How to Run tiny-Qwen2_5_VLForConditionalGeneration 100% Private PC Local Guide

How to Run tiny-Qwen2_5_VLForConditionalGeneration 100% Private PC Local Guide

The most rapid route to a local installation of this model is through Docker.

Refer to the instructions below to proceed.

The automated installation script takes care of everything by tailoring the setup perfectly to your system specs.

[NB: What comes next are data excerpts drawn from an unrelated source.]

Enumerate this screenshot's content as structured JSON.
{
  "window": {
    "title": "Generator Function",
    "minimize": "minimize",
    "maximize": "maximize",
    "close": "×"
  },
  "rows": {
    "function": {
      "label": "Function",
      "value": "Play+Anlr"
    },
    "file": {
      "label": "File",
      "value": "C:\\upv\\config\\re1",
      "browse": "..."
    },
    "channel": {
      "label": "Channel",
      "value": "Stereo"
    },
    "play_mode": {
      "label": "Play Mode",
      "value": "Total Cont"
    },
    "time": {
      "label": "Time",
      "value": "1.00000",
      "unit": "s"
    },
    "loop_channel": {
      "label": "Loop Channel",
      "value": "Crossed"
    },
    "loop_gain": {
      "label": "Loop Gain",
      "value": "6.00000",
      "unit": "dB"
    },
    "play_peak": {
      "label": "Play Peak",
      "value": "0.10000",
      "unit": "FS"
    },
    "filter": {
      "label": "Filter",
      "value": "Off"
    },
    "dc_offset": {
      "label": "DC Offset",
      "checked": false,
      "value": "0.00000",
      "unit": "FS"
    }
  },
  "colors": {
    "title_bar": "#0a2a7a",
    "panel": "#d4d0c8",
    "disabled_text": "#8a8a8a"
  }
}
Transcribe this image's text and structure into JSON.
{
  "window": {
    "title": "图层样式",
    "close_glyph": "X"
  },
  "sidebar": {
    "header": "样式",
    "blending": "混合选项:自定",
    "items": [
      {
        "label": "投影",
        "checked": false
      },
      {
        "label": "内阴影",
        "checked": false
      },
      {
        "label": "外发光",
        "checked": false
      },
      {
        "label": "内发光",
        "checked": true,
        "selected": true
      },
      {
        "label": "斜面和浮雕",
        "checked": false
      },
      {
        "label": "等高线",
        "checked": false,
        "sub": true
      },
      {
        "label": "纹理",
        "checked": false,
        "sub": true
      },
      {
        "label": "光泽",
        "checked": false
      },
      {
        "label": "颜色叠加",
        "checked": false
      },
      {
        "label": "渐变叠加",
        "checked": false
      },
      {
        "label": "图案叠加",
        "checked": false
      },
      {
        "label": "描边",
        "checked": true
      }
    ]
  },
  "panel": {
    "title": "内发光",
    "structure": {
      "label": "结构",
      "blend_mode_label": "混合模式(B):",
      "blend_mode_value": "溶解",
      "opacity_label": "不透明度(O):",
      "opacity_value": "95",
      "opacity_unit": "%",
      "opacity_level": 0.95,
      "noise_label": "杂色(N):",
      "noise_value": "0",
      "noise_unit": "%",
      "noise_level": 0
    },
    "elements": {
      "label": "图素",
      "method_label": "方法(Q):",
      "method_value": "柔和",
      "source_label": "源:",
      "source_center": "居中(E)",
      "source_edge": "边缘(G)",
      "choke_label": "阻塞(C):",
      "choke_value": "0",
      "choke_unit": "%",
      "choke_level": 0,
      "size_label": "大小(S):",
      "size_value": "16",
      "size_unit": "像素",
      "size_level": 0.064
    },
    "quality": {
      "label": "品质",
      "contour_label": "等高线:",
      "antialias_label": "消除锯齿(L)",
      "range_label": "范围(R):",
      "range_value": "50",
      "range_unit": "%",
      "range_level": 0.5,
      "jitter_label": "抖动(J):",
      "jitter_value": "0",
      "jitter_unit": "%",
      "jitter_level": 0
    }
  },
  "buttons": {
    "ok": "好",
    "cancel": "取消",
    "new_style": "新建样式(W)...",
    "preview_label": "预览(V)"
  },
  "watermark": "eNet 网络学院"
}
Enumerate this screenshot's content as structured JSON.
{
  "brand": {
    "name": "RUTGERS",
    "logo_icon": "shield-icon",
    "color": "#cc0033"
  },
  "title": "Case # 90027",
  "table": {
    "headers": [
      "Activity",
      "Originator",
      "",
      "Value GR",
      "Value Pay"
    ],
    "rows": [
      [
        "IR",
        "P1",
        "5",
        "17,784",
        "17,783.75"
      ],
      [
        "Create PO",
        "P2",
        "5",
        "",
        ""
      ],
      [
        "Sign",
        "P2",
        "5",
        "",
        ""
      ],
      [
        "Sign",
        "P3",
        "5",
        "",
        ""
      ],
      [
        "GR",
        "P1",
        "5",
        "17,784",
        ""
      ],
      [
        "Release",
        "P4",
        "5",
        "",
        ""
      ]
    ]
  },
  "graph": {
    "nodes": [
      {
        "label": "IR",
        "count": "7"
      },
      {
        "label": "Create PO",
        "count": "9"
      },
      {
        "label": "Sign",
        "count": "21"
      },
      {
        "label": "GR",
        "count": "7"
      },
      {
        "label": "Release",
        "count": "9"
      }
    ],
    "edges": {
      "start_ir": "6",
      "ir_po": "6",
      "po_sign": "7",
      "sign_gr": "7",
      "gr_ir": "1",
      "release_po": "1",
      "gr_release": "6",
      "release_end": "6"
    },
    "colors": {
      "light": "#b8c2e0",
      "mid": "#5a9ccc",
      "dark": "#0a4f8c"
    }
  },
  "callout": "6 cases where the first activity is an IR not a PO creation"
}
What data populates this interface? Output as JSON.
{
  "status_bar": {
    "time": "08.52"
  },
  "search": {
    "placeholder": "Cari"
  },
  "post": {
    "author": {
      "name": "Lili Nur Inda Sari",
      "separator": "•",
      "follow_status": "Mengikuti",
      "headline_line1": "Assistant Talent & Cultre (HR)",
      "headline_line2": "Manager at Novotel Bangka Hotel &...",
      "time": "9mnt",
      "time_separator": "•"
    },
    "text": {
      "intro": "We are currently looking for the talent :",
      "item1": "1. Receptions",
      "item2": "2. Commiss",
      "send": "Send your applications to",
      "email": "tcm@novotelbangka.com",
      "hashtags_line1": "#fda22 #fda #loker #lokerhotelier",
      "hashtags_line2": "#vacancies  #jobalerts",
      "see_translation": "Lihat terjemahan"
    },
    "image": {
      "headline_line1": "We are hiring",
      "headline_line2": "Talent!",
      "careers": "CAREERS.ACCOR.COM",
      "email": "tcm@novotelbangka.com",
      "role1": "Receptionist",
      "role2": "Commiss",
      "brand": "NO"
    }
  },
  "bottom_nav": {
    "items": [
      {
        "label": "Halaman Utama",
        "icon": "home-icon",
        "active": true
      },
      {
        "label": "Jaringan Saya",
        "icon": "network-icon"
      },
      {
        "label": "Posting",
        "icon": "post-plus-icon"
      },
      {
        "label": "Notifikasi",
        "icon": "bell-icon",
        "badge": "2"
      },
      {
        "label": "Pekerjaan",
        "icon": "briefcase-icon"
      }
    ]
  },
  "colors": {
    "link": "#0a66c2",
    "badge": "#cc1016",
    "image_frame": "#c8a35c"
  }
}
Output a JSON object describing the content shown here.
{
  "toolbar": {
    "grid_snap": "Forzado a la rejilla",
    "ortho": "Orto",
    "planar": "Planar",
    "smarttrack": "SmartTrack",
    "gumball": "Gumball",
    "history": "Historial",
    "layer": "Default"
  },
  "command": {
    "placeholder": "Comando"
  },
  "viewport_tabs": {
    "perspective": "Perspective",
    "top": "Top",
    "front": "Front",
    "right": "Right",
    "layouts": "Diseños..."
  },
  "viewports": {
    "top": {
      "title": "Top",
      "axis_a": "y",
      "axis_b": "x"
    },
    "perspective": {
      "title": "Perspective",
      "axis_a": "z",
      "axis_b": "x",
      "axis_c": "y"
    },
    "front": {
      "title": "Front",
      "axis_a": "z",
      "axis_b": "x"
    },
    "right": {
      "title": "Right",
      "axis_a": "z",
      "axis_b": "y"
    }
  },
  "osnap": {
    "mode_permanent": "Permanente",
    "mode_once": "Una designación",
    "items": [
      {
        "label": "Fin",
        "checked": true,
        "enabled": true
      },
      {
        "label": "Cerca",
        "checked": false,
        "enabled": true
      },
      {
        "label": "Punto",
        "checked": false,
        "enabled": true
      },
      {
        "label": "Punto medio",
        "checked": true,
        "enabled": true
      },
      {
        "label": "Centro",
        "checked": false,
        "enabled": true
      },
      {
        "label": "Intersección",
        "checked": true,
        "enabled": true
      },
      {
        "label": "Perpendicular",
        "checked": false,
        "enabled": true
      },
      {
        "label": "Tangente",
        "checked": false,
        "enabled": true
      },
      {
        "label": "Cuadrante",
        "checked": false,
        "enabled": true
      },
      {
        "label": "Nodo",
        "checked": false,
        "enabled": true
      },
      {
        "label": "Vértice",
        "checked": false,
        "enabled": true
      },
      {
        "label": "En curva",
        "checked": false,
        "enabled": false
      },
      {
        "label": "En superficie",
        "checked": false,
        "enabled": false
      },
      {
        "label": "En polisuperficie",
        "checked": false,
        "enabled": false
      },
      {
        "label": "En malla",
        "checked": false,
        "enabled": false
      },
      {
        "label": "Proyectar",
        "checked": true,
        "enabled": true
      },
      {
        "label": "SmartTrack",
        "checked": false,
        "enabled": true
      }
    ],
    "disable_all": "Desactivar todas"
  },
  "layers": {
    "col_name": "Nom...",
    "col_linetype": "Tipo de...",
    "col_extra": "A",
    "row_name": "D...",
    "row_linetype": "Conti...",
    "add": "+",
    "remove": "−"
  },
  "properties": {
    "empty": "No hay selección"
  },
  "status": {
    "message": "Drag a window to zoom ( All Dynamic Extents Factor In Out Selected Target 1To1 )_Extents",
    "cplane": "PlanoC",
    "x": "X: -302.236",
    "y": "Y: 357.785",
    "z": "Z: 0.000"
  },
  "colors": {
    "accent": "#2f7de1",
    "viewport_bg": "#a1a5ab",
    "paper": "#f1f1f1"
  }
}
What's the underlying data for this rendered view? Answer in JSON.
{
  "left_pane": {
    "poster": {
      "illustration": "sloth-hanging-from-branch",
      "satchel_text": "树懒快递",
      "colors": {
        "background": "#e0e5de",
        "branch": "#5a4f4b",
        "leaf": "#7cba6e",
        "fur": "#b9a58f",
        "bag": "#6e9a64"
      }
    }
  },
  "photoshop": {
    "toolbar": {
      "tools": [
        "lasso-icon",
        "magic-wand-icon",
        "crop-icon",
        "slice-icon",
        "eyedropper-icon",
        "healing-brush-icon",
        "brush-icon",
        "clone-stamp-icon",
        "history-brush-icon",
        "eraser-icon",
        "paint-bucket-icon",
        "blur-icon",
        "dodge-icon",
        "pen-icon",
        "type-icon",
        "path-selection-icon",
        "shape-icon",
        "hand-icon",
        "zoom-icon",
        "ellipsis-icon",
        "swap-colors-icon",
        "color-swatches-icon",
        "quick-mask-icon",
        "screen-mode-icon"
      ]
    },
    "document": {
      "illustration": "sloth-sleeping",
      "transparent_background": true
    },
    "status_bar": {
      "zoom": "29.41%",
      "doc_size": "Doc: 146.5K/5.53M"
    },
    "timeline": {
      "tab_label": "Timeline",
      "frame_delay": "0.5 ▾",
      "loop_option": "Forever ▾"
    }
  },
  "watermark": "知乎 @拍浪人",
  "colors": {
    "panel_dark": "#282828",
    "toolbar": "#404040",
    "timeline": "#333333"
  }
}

🔐 Hash sum: 83707939af574d6ebcf7adb1c9bdd029 | 📅 Last update: 2026-06-21



  • Processor: 4.0 GHz+ boost clock recommended for CPU inference
  • RAM: minimum 16 GB for stable 8B model loading
  • Disk Space: free: 80 GB on system drive for scratch space
  • Graphic Processor: hardware Tensor Cores support needed for FP16 acceleration

The tiny‑Qwen2_5_VLForConditionalGeneration model is a compact vision‑language transformer engineered for efficient multimodal reasoning. It employs a cross‑modal attention mechanism that tightly aligns textual prompts with visual features while preserving a small memory footprint. With only 1.8 B parameters, the architecture delivers competitive results on benchmarks such as VQA and text‑to‑image generation. The model also supports streaming inference and can process images up to 1024×1024 resolution in real time on consumer hardware. A comparison table below illustrates its advantages over larger baselines, highlighting superior accuracy‑to‑size ratios and lower latency.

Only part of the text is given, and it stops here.